We note limitations with this study. First, this was a relatively small sample ( 𝑁 = 1 8 3 ), just 25% of whom were men. Previous studies have developed normative data for health instruments from sample populations as small as 32 [21], though most commonly have over 100 participants [22, 23]. Nonetheless, a larger sample would provide greater representation across all age groups (especially those 80–89 and 90+, given the expected shift in population demographics in the coming years) and therefore better confidence in the reference value estimates reported in this study. Further, our sample was one of convenience, and therefore brings into question how well our sample represents the population of interest. Finally, the current study demonstrated 17.5% of community-dwelling older adults scored the maximum possible score of 100, which raises concerns of a ceiling effect. McHorney and Tarlov suggest that up to 15% of participants scoring at either scale extreme is acceptable [24]; and Barber-Westin et al. report up to one third of participants scoring the highest or lowest-possible scores is acceptable [25]. Recognizing this, the DEMMI was designed to measure across a broad spectrum of abilities (acutely hospitalized to healthy community dwellers) with a targeted use for clinical settings, where documenting improvements among those with excellent health is not a primary goal [26]. During the development of the DEMMI, one of the hardest items (standing on one leg with eyes closed) [11] was removed as there were no participants who could complete this item in an acutely hospitalized older population, and this item hence negatively impacted on some of the clinimetric properties of the DEMMI. The present study does not provide convincing evidence to suggest that the inclusion of this item is warranted.

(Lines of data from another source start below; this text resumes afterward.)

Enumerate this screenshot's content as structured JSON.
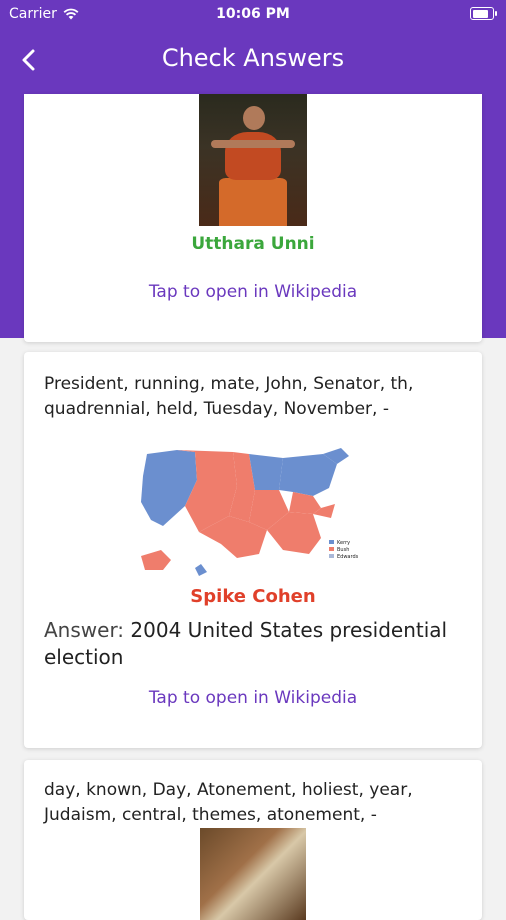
{
  "status_bar": {
    "carrier": "Carrier",
    "time": "10:06 PM"
  },
  "header": {
    "title": "Check Answers",
    "back_icon": "chevron-left-icon"
  },
  "colors": {
    "header_bg": "#6a38be",
    "correct": "#3ba73c",
    "incorrect": "#e0402a",
    "link": "#6a38be"
  },
  "cards": [
    {
      "guess": "Utthara Unni",
      "link_text": "Tap to open in Wikipedia"
    },
    {
      "clue": "President, running, mate, John, Senator, th, quadrennial, held, Tuesday, November, -",
      "guess": "Spike Cohen",
      "answer_label": "Answer:",
      "answer": "2004 United States presidential election",
      "link_text": "Tap to open in Wikipedia",
      "map_legend": [
        "Kerry",
        "Bush",
        "Edwards"
      ]
    },
    {
      "clue": "day, known, Day, Atonement, holiest, year, Judaism, central, themes, atonement, -"
    }
  ]
}
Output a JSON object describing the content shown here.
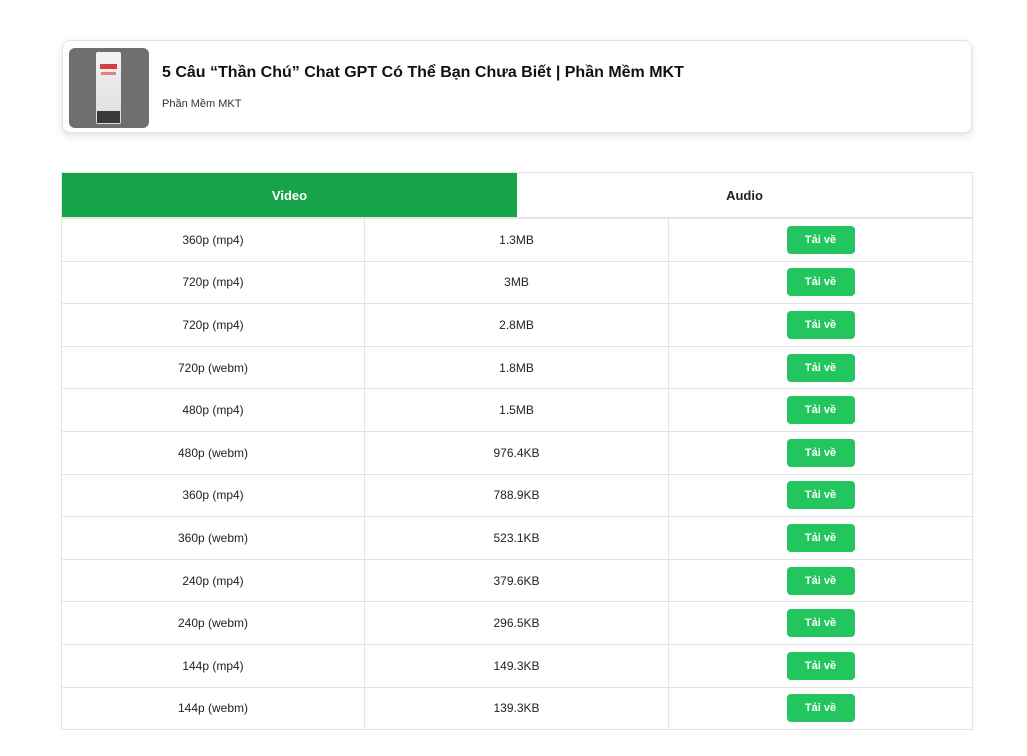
{
  "video": {
    "title": "5 Câu “Thần Chú” Chat GPT Có Thể Bạn Chưa Biết | Phần Mềm MKT",
    "channel": "Phần Mềm MKT"
  },
  "tabs": [
    {
      "label": "Video",
      "active": true
    },
    {
      "label": "Audio",
      "active": false
    }
  ],
  "rows": [
    {
      "quality": "360p (mp4)",
      "size": "1.3MB",
      "button": "Tải về"
    },
    {
      "quality": "720p (mp4)",
      "size": "3MB",
      "button": "Tải về"
    },
    {
      "quality": "720p (mp4)",
      "size": "2.8MB",
      "button": "Tải về"
    },
    {
      "quality": "720p (webm)",
      "size": "1.8MB",
      "button": "Tải về"
    },
    {
      "quality": "480p (mp4)",
      "size": "1.5MB",
      "button": "Tải về"
    },
    {
      "quality": "480p (webm)",
      "size": "976.4KB",
      "button": "Tải về"
    },
    {
      "quality": "360p (mp4)",
      "size": "788.9KB",
      "button": "Tải về"
    },
    {
      "quality": "360p (webm)",
      "size": "523.1KB",
      "button": "Tải về"
    },
    {
      "quality": "240p (mp4)",
      "size": "379.6KB",
      "button": "Tải về"
    },
    {
      "quality": "240p (webm)",
      "size": "296.5KB",
      "button": "Tải về"
    },
    {
      "quality": "144p (mp4)",
      "size": "149.3KB",
      "button": "Tải về"
    },
    {
      "quality": "144p (webm)",
      "size": "139.3KB",
      "button": "Tải về"
    }
  ],
  "colors": {
    "tab_active": "#16a34a",
    "download_button": "#22c55e"
  }
}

A strength of this study is its important contribution of reference data to the DEMMI mobility instrument, critical in its broad application to older adults across the mobility spectrum from acutely ill, and hospitalized to healthy community dwellers. Additionally, gathering data from ten different community sites in two different countries provide broader generalizability to the reference intervals provided in this study.

5. Conclusions

This study is the first to report normative data for the DEMMI and provides important reference data on community dwelling older adults for clinicians and researchers. Normative data for this instrument will improve the interpretability of DEMMI scores, giving instrument users the ability to compare individual or group scores with known scores of an age- and sex-matched population. Its applicability is broad and can be used for population health applications; annual screening for early signs of mobility decline; therapeutic goal setting; evaluation of changes in mobility during recovery; discharge planning. As the focus of healthcare continues to shift from acute to community care and preventative health approaches, the DEMMI will assist in enhancing the continuity of patient care across clinical settings.


This study was funded by the Canadian Institutes of Health Research (CIHR) Mobility in Aging Team Grant, Vincent Fairfax Churchill Fellowship, and National Health and Medical Research Council of Australia (NHMRC) Post-doctoral Research Fellowship (ID 519555). The authors are enormously grateful for the generous donation of time and support provided by Fabio Feldman, Debbie Chong, Vanessa Young, Vina Tan, Shane Belvedere, and Sarah Davenport. Thanks are also due to the ten sites and each individual for so eagerly supporting and actively participating in this study.